Positioned near the top of the automotive food chain, premium full-size sport utility vehicles (SUVs) offer an exceptional level of luxury, comfort, and convenience. At a price nearing six figures (sometimes more), they appeal to a select consumer who expects a lot of bang for the buck.
Latino Traffic Report recently drove the Navigator, one of four plush Lincoln SUVs and its oldest and largest SUV nameplate Filled with lots of bells and whistles, including possibly the most comfortable seats in the business, the driving experience did not disappoint.
Redesigned for 2018, the Navigator continues to recover from two generations ago that was polarizing at best, e.g. an excessively chromed grille that made the Navigator appear to be wearing braces. The new look harkens back to Lincoln’s reputation for understated elegance.
The interior includes accents that should come with this segment, like real wood, aluminum, and leather. The test model Navigator Reserve with all-wheel drive (AWD) also came with a 12-inch configurable display in the instrument cluster, plus a ten-inch voice-activated touchscreen in the center console. The Sync3 system directed its connectivity, including access to AppleCar Play and Android Auto capability.

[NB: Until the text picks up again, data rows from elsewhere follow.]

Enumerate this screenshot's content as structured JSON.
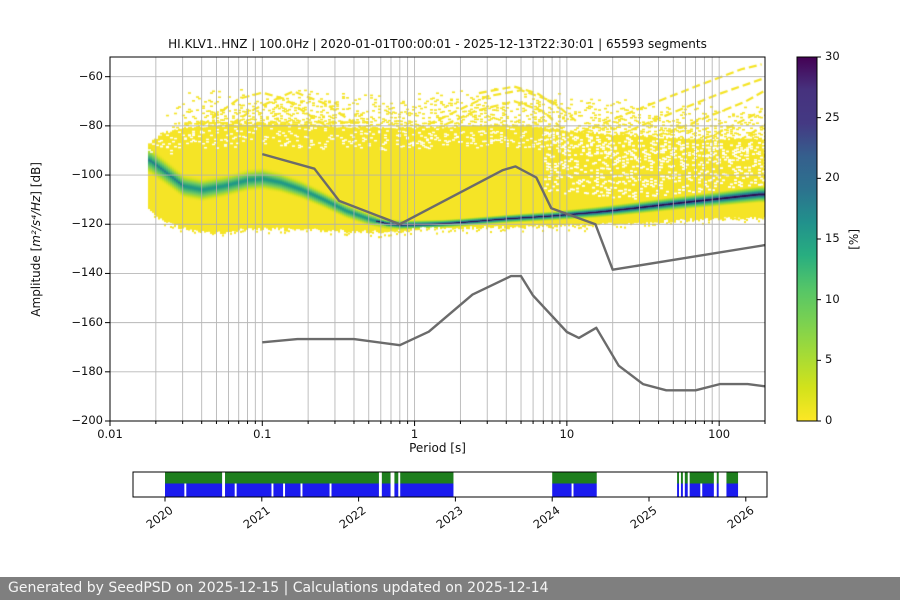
{
  "chart_data": {
    "type": "heatmap",
    "title": "HI.KLV1..HNZ | 100.0Hz | 2020-01-01T00:00:01 - 2025-12-13T22:30:01 | 65593 segments",
    "xlabel": "Period [s]",
    "ylabel_parts": {
      "prefix": "Amplitude [",
      "math": "m²/s⁴/Hz",
      "suffix": "] [dB]"
    },
    "xlim": [
      0.01,
      200
    ],
    "ylim": [
      -200,
      -52
    ],
    "grid": true,
    "x_tick_values": [
      0.01,
      0.1,
      1,
      10,
      100
    ],
    "x_tick_labels": [
      "0.01",
      "0.1",
      "1",
      "10",
      "100"
    ],
    "y_tick_values": [
      -60,
      -80,
      -100,
      -120,
      -140,
      -160,
      -180,
      -200
    ],
    "y_tick_labels": [
      "−60",
      "−80",
      "−100",
      "−120",
      "−140",
      "−160",
      "−180",
      "−200"
    ],
    "colorbar": {
      "label": "[%]",
      "tick_values": [
        0,
        5,
        10,
        15,
        20,
        25,
        30
      ],
      "tick_labels": [
        "0",
        "5",
        "10",
        "15",
        "20",
        "25",
        "30"
      ],
      "cmap": "viridis_r",
      "stops": [
        "#fde725",
        "#d2e21b",
        "#a5db36",
        "#7ad151",
        "#54c568",
        "#28ae80",
        "#21918c",
        "#2c728e",
        "#355f8d",
        "#443983",
        "#46327e",
        "#440154"
      ]
    },
    "noise_models": {
      "color": "#6b6b6b",
      "nhnm": [
        [
          0.1,
          -91.5
        ],
        [
          0.22,
          -97.4
        ],
        [
          0.32,
          -110.5
        ],
        [
          0.8,
          -120.0
        ],
        [
          3.8,
          -98.0
        ],
        [
          4.6,
          -96.5
        ],
        [
          6.3,
          -101.0
        ],
        [
          7.9,
          -113.5
        ],
        [
          15.4,
          -120.0
        ],
        [
          20.0,
          -138.5
        ],
        [
          200.0,
          -128.5
        ]
      ],
      "nlnm": [
        [
          0.1,
          -168.0
        ],
        [
          0.17,
          -166.7
        ],
        [
          0.4,
          -166.7
        ],
        [
          0.8,
          -169.2
        ],
        [
          1.24,
          -163.7
        ],
        [
          2.4,
          -148.6
        ],
        [
          4.3,
          -141.1
        ],
        [
          5.0,
          -141.1
        ],
        [
          6.0,
          -149.0
        ],
        [
          10.0,
          -163.8
        ],
        [
          12.0,
          -166.2
        ],
        [
          15.6,
          -162.1
        ],
        [
          21.9,
          -177.5
        ],
        [
          31.6,
          -185.0
        ],
        [
          45.0,
          -187.5
        ],
        [
          70.0,
          -187.5
        ],
        [
          101.0,
          -185.0
        ],
        [
          154.0,
          -185.0
        ],
        [
          200.0,
          -185.9
        ]
      ]
    },
    "histogram": {
      "start_period": 0.0178,
      "body_color": "#f5e426",
      "mode_dark_color": "#2d0b54",
      "mode_curve": [
        [
          0.018,
          -94
        ],
        [
          0.022,
          -98
        ],
        [
          0.03,
          -104.5
        ],
        [
          0.04,
          -106
        ],
        [
          0.055,
          -104.5
        ],
        [
          0.08,
          -102
        ],
        [
          0.1,
          -101.5
        ],
        [
          0.13,
          -103
        ],
        [
          0.18,
          -106
        ],
        [
          0.25,
          -110
        ],
        [
          0.35,
          -114.5
        ],
        [
          0.5,
          -118
        ],
        [
          0.65,
          -119.8
        ],
        [
          0.8,
          -120.3
        ],
        [
          1.0,
          -120.2
        ],
        [
          1.5,
          -119.8
        ],
        [
          2.0,
          -119.3
        ],
        [
          3.0,
          -118.4
        ],
        [
          4.0,
          -117.8
        ],
        [
          5.0,
          -117.4
        ],
        [
          6.0,
          -117.1
        ],
        [
          8.0,
          -116.6
        ],
        [
          10.0,
          -116.1
        ],
        [
          15.0,
          -115.2
        ],
        [
          20.0,
          -114.4
        ],
        [
          30.0,
          -113.2
        ],
        [
          50.0,
          -111.6
        ],
        [
          70.0,
          -110.6
        ],
        [
          100.0,
          -109.6
        ],
        [
          140.0,
          -108.6
        ],
        [
          180.0,
          -107.9
        ]
      ],
      "upper_envelope": [
        [
          0.018,
          -87
        ],
        [
          0.022,
          -83
        ],
        [
          0.03,
          -81
        ],
        [
          0.05,
          -79.5
        ],
        [
          0.1,
          -79
        ],
        [
          0.2,
          -79.5
        ],
        [
          0.4,
          -80.5
        ],
        [
          0.8,
          -81
        ],
        [
          1.5,
          -80.5
        ],
        [
          3.0,
          -79.5
        ],
        [
          6.0,
          -80
        ],
        [
          10.0,
          -82
        ],
        [
          20.0,
          -83.5
        ],
        [
          40.0,
          -84.5
        ],
        [
          80.0,
          -85.5
        ],
        [
          180.0,
          -85
        ]
      ],
      "lower_envelope": [
        [
          0.018,
          -114
        ],
        [
          0.02,
          -117
        ],
        [
          0.024,
          -120
        ],
        [
          0.03,
          -122
        ],
        [
          0.045,
          -124
        ],
        [
          0.07,
          -122.5
        ],
        [
          0.1,
          -122
        ],
        [
          0.2,
          -122.5
        ],
        [
          0.35,
          -123
        ],
        [
          0.7,
          -123.5
        ],
        [
          0.9,
          -122.5
        ],
        [
          1.2,
          -121.5
        ],
        [
          2.0,
          -121.5
        ],
        [
          4.0,
          -121.5
        ],
        [
          8.0,
          -121
        ],
        [
          15.0,
          -120.5
        ],
        [
          30.0,
          -119.5
        ],
        [
          60.0,
          -118.5
        ],
        [
          120.0,
          -118
        ],
        [
          180.0,
          -117.5
        ]
      ],
      "wisps": [
        [
          [
            0.025,
            -91
          ],
          [
            0.04,
            -80
          ],
          [
            0.07,
            -69
          ],
          [
            0.1,
            -66.5
          ],
          [
            0.14,
            -69
          ],
          [
            0.22,
            -77
          ],
          [
            0.35,
            -85
          ]
        ],
        [
          [
            0.05,
            -83
          ],
          [
            0.09,
            -73
          ],
          [
            0.16,
            -66
          ],
          [
            0.26,
            -71
          ],
          [
            0.45,
            -81
          ]
        ],
        [
          [
            0.028,
            -79
          ],
          [
            0.5,
            -78.5
          ]
        ],
        [
          [
            0.7,
            -86
          ],
          [
            1.5,
            -77
          ],
          [
            3.0,
            -68
          ],
          [
            5.0,
            -65.5
          ],
          [
            8.0,
            -70
          ],
          [
            12.0,
            -79
          ]
        ],
        [
          [
            1.2,
            -83
          ],
          [
            2.5,
            -74
          ],
          [
            4.5,
            -70
          ],
          [
            7.0,
            -74
          ],
          [
            10.0,
            -83
          ]
        ],
        [
          [
            2.5,
            -67
          ],
          [
            4.5,
            -64
          ],
          [
            6.5,
            -67
          ],
          [
            9.0,
            -73
          ]
        ],
        [
          [
            12.0,
            -83
          ],
          [
            30.0,
            -73
          ],
          [
            70.0,
            -64
          ],
          [
            140.0,
            -57
          ],
          [
            190.0,
            -55
          ]
        ],
        [
          [
            15.0,
            -88
          ],
          [
            40.0,
            -77
          ],
          [
            100.0,
            -67
          ],
          [
            190.0,
            -61
          ]
        ],
        [
          [
            20.0,
            -90
          ],
          [
            60.0,
            -80
          ],
          [
            150.0,
            -70
          ],
          [
            195.0,
            -66
          ]
        ],
        [
          [
            30.0,
            -93
          ],
          [
            90.0,
            -84
          ],
          [
            190.0,
            -74
          ]
        ],
        [
          [
            50.0,
            -95
          ],
          [
            120.0,
            -88
          ],
          [
            195.0,
            -80
          ]
        ]
      ]
    }
  },
  "timeline": {
    "year_labels": [
      "2020",
      "2021",
      "2022",
      "2023",
      "2024",
      "2025",
      "2026"
    ],
    "year_values": [
      2020,
      2021,
      2022,
      2023,
      2024,
      2025,
      2026
    ],
    "range": [
      2019.67,
      2026.22
    ],
    "green_color": "#1e7e1e",
    "blue_color": "#1b1bef",
    "green_segments": [
      [
        2020.0,
        2020.59
      ],
      [
        2020.62,
        2022.21
      ],
      [
        2022.24,
        2022.33
      ],
      [
        2022.37,
        2022.41
      ],
      [
        2022.43,
        2022.98
      ],
      [
        2024.0,
        2024.46
      ],
      [
        2025.29,
        2025.31
      ],
      [
        2025.33,
        2025.35
      ],
      [
        2025.37,
        2025.4
      ],
      [
        2025.42,
        2025.67
      ],
      [
        2025.7,
        2025.72
      ],
      [
        2025.8,
        2025.92
      ]
    ],
    "blue_segments": [
      [
        2020.0,
        2020.2
      ],
      [
        2020.22,
        2020.59
      ],
      [
        2020.62,
        2020.72
      ],
      [
        2020.74,
        2021.1
      ],
      [
        2021.12,
        2021.22
      ],
      [
        2021.24,
        2021.4
      ],
      [
        2021.42,
        2021.7
      ],
      [
        2021.72,
        2022.21
      ],
      [
        2022.24,
        2022.33
      ],
      [
        2022.37,
        2022.41
      ],
      [
        2022.43,
        2022.98
      ],
      [
        2024.0,
        2024.2
      ],
      [
        2024.22,
        2024.46
      ],
      [
        2025.29,
        2025.31
      ],
      [
        2025.33,
        2025.35
      ],
      [
        2025.37,
        2025.4
      ],
      [
        2025.42,
        2025.53
      ],
      [
        2025.55,
        2025.67
      ],
      [
        2025.7,
        2025.72
      ],
      [
        2025.8,
        2025.92
      ]
    ]
  },
  "footer": {
    "text": "Generated by SeedPSD on 2025-12-15 | Calculations updated on 2025-12-14"
  }
}
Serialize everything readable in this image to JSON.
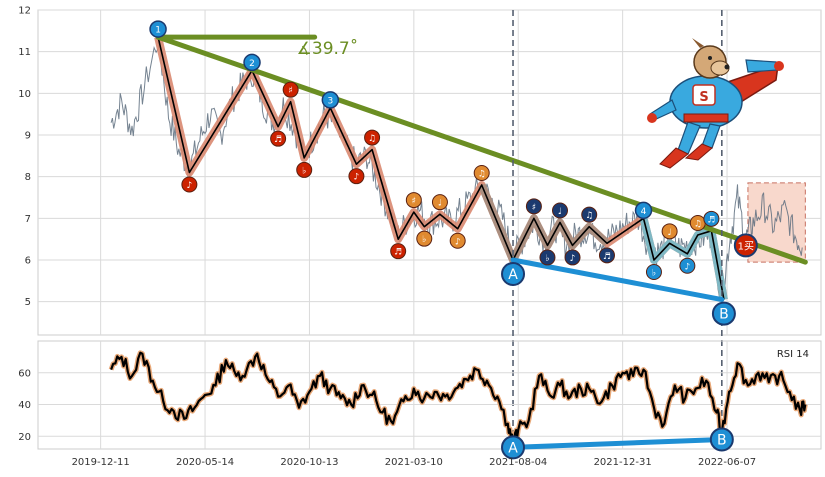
{
  "chart_data": [
    {
      "type": "line",
      "panel": "price",
      "x_tick_labels": [
        "2019-12-11",
        "2020-05-14",
        "2020-10-13",
        "2021-03-10",
        "2021-08-04",
        "2021-12-31",
        "2022-06-07"
      ],
      "y_ticks": [
        5,
        6,
        7,
        8,
        9,
        10,
        11,
        12
      ],
      "ylim": [
        4.2,
        12
      ],
      "xlim": [
        -0.6,
        6.9
      ],
      "grid": true,
      "angle_annotation": "∡39.7˚",
      "buy_label": "1买",
      "colors": {
        "price": "#5d6d7e",
        "trend_line": "#6b8e23",
        "zigzag_fill": "#d98870",
        "zigzag_line": "#000000",
        "fill_a": "#ab8f80",
        "fill_b": "#7fb8c4",
        "divergence_line": "#1e8fd4",
        "marker_red": "#cc2200",
        "marker_orange": "#e08a30",
        "marker_navy": "#1b3a6f",
        "marker_blue": "#1e8fd4",
        "box_fill": "#f8d8cc",
        "box_edge": "#c87060",
        "dashed": "#556070"
      },
      "pivot_points": [
        {
          "label": "1",
          "x": 0.55,
          "y": 11.35
        },
        {
          "label": "",
          "x": 0.85,
          "y": 8.1
        },
        {
          "label": "2",
          "x": 1.45,
          "y": 10.55
        },
        {
          "label": "",
          "x": 1.7,
          "y": 9.2
        },
        {
          "label": "",
          "x": 1.82,
          "y": 9.8
        },
        {
          "label": "",
          "x": 1.95,
          "y": 8.45
        },
        {
          "label": "3",
          "x": 2.2,
          "y": 9.65
        },
        {
          "label": "",
          "x": 2.45,
          "y": 8.3
        },
        {
          "label": "",
          "x": 2.6,
          "y": 8.65
        },
        {
          "label": "",
          "x": 2.85,
          "y": 6.5
        },
        {
          "label": "",
          "x": 3.0,
          "y": 7.15
        },
        {
          "label": "",
          "x": 3.1,
          "y": 6.8
        },
        {
          "label": "",
          "x": 3.25,
          "y": 7.1
        },
        {
          "label": "",
          "x": 3.42,
          "y": 6.75
        },
        {
          "label": "",
          "x": 3.65,
          "y": 7.8
        },
        {
          "label": "A",
          "x": 3.95,
          "y": 6.0
        },
        {
          "label": "",
          "x": 4.15,
          "y": 7.0
        },
        {
          "label": "",
          "x": 4.28,
          "y": 6.35
        },
        {
          "label": "",
          "x": 4.4,
          "y": 6.9
        },
        {
          "label": "",
          "x": 4.52,
          "y": 6.35
        },
        {
          "label": "",
          "x": 4.68,
          "y": 6.8
        },
        {
          "label": "",
          "x": 4.85,
          "y": 6.4
        },
        {
          "label": "4",
          "x": 5.2,
          "y": 7.0
        },
        {
          "label": "",
          "x": 5.3,
          "y": 6.0
        },
        {
          "label": "",
          "x": 5.45,
          "y": 6.4
        },
        {
          "label": "",
          "x": 5.62,
          "y": 6.15
        },
        {
          "label": "",
          "x": 5.72,
          "y": 6.6
        },
        {
          "label": "",
          "x": 5.85,
          "y": 6.7
        },
        {
          "label": "B",
          "x": 5.97,
          "y": 5.05
        }
      ],
      "trend_line": {
        "x": [
          0.55,
          6.75
        ],
        "y": [
          11.35,
          5.95
        ]
      },
      "angle_ray": {
        "x": [
          0.55,
          2.05
        ],
        "y": [
          11.35,
          11.35
        ]
      },
      "divergence_line": {
        "x": [
          3.95,
          5.95
        ],
        "y": [
          6.0,
          5.05
        ]
      },
      "vertical_markers": [
        {
          "label": "A",
          "x": 3.95
        },
        {
          "label": "B",
          "x": 5.95
        }
      ],
      "buy_point": {
        "x": 6.18,
        "y": 6.35
      },
      "future_box": {
        "x": [
          6.2,
          6.75
        ],
        "y": [
          5.95,
          7.85
        ]
      },
      "price_series": [
        {
          "x": 0.1,
          "y": 9.3
        },
        {
          "x": 0.2,
          "y": 9.8
        },
        {
          "x": 0.3,
          "y": 9.1
        },
        {
          "x": 0.4,
          "y": 10.0
        },
        {
          "x": 0.55,
          "y": 11.3
        },
        {
          "x": 0.65,
          "y": 9.5
        },
        {
          "x": 0.75,
          "y": 8.6
        },
        {
          "x": 0.85,
          "y": 8.2
        },
        {
          "x": 0.95,
          "y": 8.9
        },
        {
          "x": 1.05,
          "y": 9.5
        },
        {
          "x": 1.15,
          "y": 9.0
        },
        {
          "x": 1.25,
          "y": 9.8
        },
        {
          "x": 1.35,
          "y": 10.2
        },
        {
          "x": 1.45,
          "y": 10.5
        },
        {
          "x": 1.55,
          "y": 9.8
        },
        {
          "x": 1.65,
          "y": 9.3
        },
        {
          "x": 1.75,
          "y": 9.7
        },
        {
          "x": 1.85,
          "y": 9.2
        },
        {
          "x": 1.95,
          "y": 8.5
        },
        {
          "x": 2.05,
          "y": 9.0
        },
        {
          "x": 2.15,
          "y": 9.5
        },
        {
          "x": 2.25,
          "y": 9.2
        },
        {
          "x": 2.35,
          "y": 8.7
        },
        {
          "x": 2.45,
          "y": 8.3
        },
        {
          "x": 2.55,
          "y": 8.5
        },
        {
          "x": 2.65,
          "y": 7.9
        },
        {
          "x": 2.75,
          "y": 7.2
        },
        {
          "x": 2.85,
          "y": 6.6
        },
        {
          "x": 2.95,
          "y": 7.0
        },
        {
          "x": 3.05,
          "y": 7.2
        },
        {
          "x": 3.15,
          "y": 6.9
        },
        {
          "x": 3.25,
          "y": 7.0
        },
        {
          "x": 3.35,
          "y": 6.9
        },
        {
          "x": 3.45,
          "y": 7.2
        },
        {
          "x": 3.55,
          "y": 7.5
        },
        {
          "x": 3.65,
          "y": 7.8
        },
        {
          "x": 3.75,
          "y": 7.4
        },
        {
          "x": 3.85,
          "y": 7.0
        },
        {
          "x": 3.95,
          "y": 6.1
        },
        {
          "x": 4.05,
          "y": 6.5
        },
        {
          "x": 4.15,
          "y": 6.9
        },
        {
          "x": 4.25,
          "y": 6.5
        },
        {
          "x": 4.35,
          "y": 6.8
        },
        {
          "x": 4.45,
          "y": 6.4
        },
        {
          "x": 4.55,
          "y": 6.6
        },
        {
          "x": 4.65,
          "y": 6.7
        },
        {
          "x": 4.75,
          "y": 6.5
        },
        {
          "x": 4.85,
          "y": 6.5
        },
        {
          "x": 4.95,
          "y": 6.7
        },
        {
          "x": 5.05,
          "y": 6.9
        },
        {
          "x": 5.15,
          "y": 7.0
        },
        {
          "x": 5.25,
          "y": 6.3
        },
        {
          "x": 5.35,
          "y": 6.2
        },
        {
          "x": 5.45,
          "y": 6.5
        },
        {
          "x": 5.55,
          "y": 6.3
        },
        {
          "x": 5.65,
          "y": 6.4
        },
        {
          "x": 5.75,
          "y": 6.5
        },
        {
          "x": 5.85,
          "y": 6.6
        },
        {
          "x": 5.95,
          "y": 5.1
        },
        {
          "x": 6.02,
          "y": 6.4
        },
        {
          "x": 6.1,
          "y": 7.5
        },
        {
          "x": 6.18,
          "y": 6.5
        },
        {
          "x": 6.25,
          "y": 6.9
        },
        {
          "x": 6.35,
          "y": 7.3
        },
        {
          "x": 6.45,
          "y": 6.8
        },
        {
          "x": 6.55,
          "y": 7.2
        },
        {
          "x": 6.65,
          "y": 6.6
        },
        {
          "x": 6.72,
          "y": 6.3
        }
      ]
    },
    {
      "type": "line",
      "panel": "rsi",
      "series_label": "RSI 14",
      "y_ticks": [
        20,
        40,
        60
      ],
      "ylim": [
        12,
        80
      ],
      "xlim": [
        -0.6,
        6.9
      ],
      "grid": true,
      "colors": {
        "rsi": "#000000",
        "rsi_glow": "#e8a878",
        "divergence_line": "#1e8fd4"
      },
      "divergence_line": {
        "label_start": "A",
        "label_end": "B",
        "x": [
          3.95,
          5.95
        ],
        "y": [
          13,
          18
        ]
      },
      "values": [
        {
          "x": 0.1,
          "y": 62
        },
        {
          "x": 0.2,
          "y": 70
        },
        {
          "x": 0.3,
          "y": 58
        },
        {
          "x": 0.4,
          "y": 72
        },
        {
          "x": 0.5,
          "y": 55
        },
        {
          "x": 0.6,
          "y": 42
        },
        {
          "x": 0.7,
          "y": 36
        },
        {
          "x": 0.8,
          "y": 31
        },
        {
          "x": 0.9,
          "y": 38
        },
        {
          "x": 1.0,
          "y": 46
        },
        {
          "x": 1.1,
          "y": 52
        },
        {
          "x": 1.2,
          "y": 68
        },
        {
          "x": 1.3,
          "y": 58
        },
        {
          "x": 1.4,
          "y": 62
        },
        {
          "x": 1.5,
          "y": 72
        },
        {
          "x": 1.6,
          "y": 56
        },
        {
          "x": 1.7,
          "y": 45
        },
        {
          "x": 1.8,
          "y": 52
        },
        {
          "x": 1.9,
          "y": 38
        },
        {
          "x": 2.0,
          "y": 48
        },
        {
          "x": 2.1,
          "y": 58
        },
        {
          "x": 2.2,
          "y": 50
        },
        {
          "x": 2.3,
          "y": 44
        },
        {
          "x": 2.4,
          "y": 40
        },
        {
          "x": 2.5,
          "y": 52
        },
        {
          "x": 2.6,
          "y": 46
        },
        {
          "x": 2.7,
          "y": 35
        },
        {
          "x": 2.8,
          "y": 28
        },
        {
          "x": 2.9,
          "y": 42
        },
        {
          "x": 3.0,
          "y": 50
        },
        {
          "x": 3.1,
          "y": 44
        },
        {
          "x": 3.2,
          "y": 48
        },
        {
          "x": 3.3,
          "y": 45
        },
        {
          "x": 3.4,
          "y": 50
        },
        {
          "x": 3.5,
          "y": 56
        },
        {
          "x": 3.6,
          "y": 62
        },
        {
          "x": 3.7,
          "y": 55
        },
        {
          "x": 3.8,
          "y": 45
        },
        {
          "x": 3.9,
          "y": 28
        },
        {
          "x": 3.95,
          "y": 16
        },
        {
          "x": 4.0,
          "y": 24
        },
        {
          "x": 4.1,
          "y": 30
        },
        {
          "x": 4.2,
          "y": 58
        },
        {
          "x": 4.3,
          "y": 46
        },
        {
          "x": 4.4,
          "y": 52
        },
        {
          "x": 4.5,
          "y": 45
        },
        {
          "x": 4.6,
          "y": 50
        },
        {
          "x": 4.7,
          "y": 48
        },
        {
          "x": 4.8,
          "y": 42
        },
        {
          "x": 4.9,
          "y": 52
        },
        {
          "x": 5.0,
          "y": 60
        },
        {
          "x": 5.1,
          "y": 58
        },
        {
          "x": 5.2,
          "y": 62
        },
        {
          "x": 5.3,
          "y": 38
        },
        {
          "x": 5.4,
          "y": 28
        },
        {
          "x": 5.5,
          "y": 52
        },
        {
          "x": 5.6,
          "y": 44
        },
        {
          "x": 5.7,
          "y": 50
        },
        {
          "x": 5.8,
          "y": 55
        },
        {
          "x": 5.9,
          "y": 35
        },
        {
          "x": 5.95,
          "y": 22
        },
        {
          "x": 6.02,
          "y": 48
        },
        {
          "x": 6.1,
          "y": 66
        },
        {
          "x": 6.2,
          "y": 52
        },
        {
          "x": 6.3,
          "y": 60
        },
        {
          "x": 6.4,
          "y": 54
        },
        {
          "x": 6.5,
          "y": 58
        },
        {
          "x": 6.6,
          "y": 48
        },
        {
          "x": 6.7,
          "y": 36
        },
        {
          "x": 6.75,
          "y": 40
        }
      ]
    }
  ]
}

Modern features such as wireless charging and standard Wi-Fi, six USB ports, four 12-volt power outlets and a 110-volt plug were included. Lincoln added a new standard feature, Phone As A Key that allows owners to lock and unlock, open the liftgate and, start and drive their Navigator by utilizing the Lincoln Way app.
Features like the illuminated Lincoln logo that reflected on the ground as the driver approached for improved security, especially at night, a button to automatically fold the second and third rows, heated and cooled seats in the front, and heated seats in the second row, power running boards, and a panoramic sunroof elevated the test model even further.
SUVs this size don’t just bring luxury, they also offer some utility, namely towing and cargo capacity. A twin-turbo V6 engine with an estimated 450 horsepower and 510 lb.-ft. of torque, matched to a ten-speed automatic transmission, powers all Navigators. Maximum towing can reach 8,700 lbs. (or 8,300 lbs. when equipped with AWD) and there’s 103.3 cu. ft. of room behind behind the first row. The Navigator’s lighter, high-strength aluminum-alloy body improves the ride as well as fuel economy earning an EPA estimated 16 miles per gallon (mpg) in the city and 21 mpg on the highway. It achieved an average of 19.3 mpg on the test drive. Multiple drive modes also improved performance.
Drivability can be tricky on hefty SUVs like the Navigator but its warning bells from Advanced Park Assist, the blind spot monitor, and Pre-Collision Assist, improve confidence. Its ample size also brings another benefit, seating for eight. Equipped with the optional captain’s chairs, the test model offered seating for seven.
Other standard technology on the test model included adaptive cruise control, a hands-free liftgate, Sync3 voice activated navigation, and a head up display.
Pricing on the 2021 Navigator, including destination fees, starts at $77,480. The as-tested price came to $92,020.
Sí: The Navigator carries the aspirational brand, technology, and premium features that justify its price.
No: The test model also included Cappuccino-colored leather seats, that while elegant, showed wear on the sides of the front seats.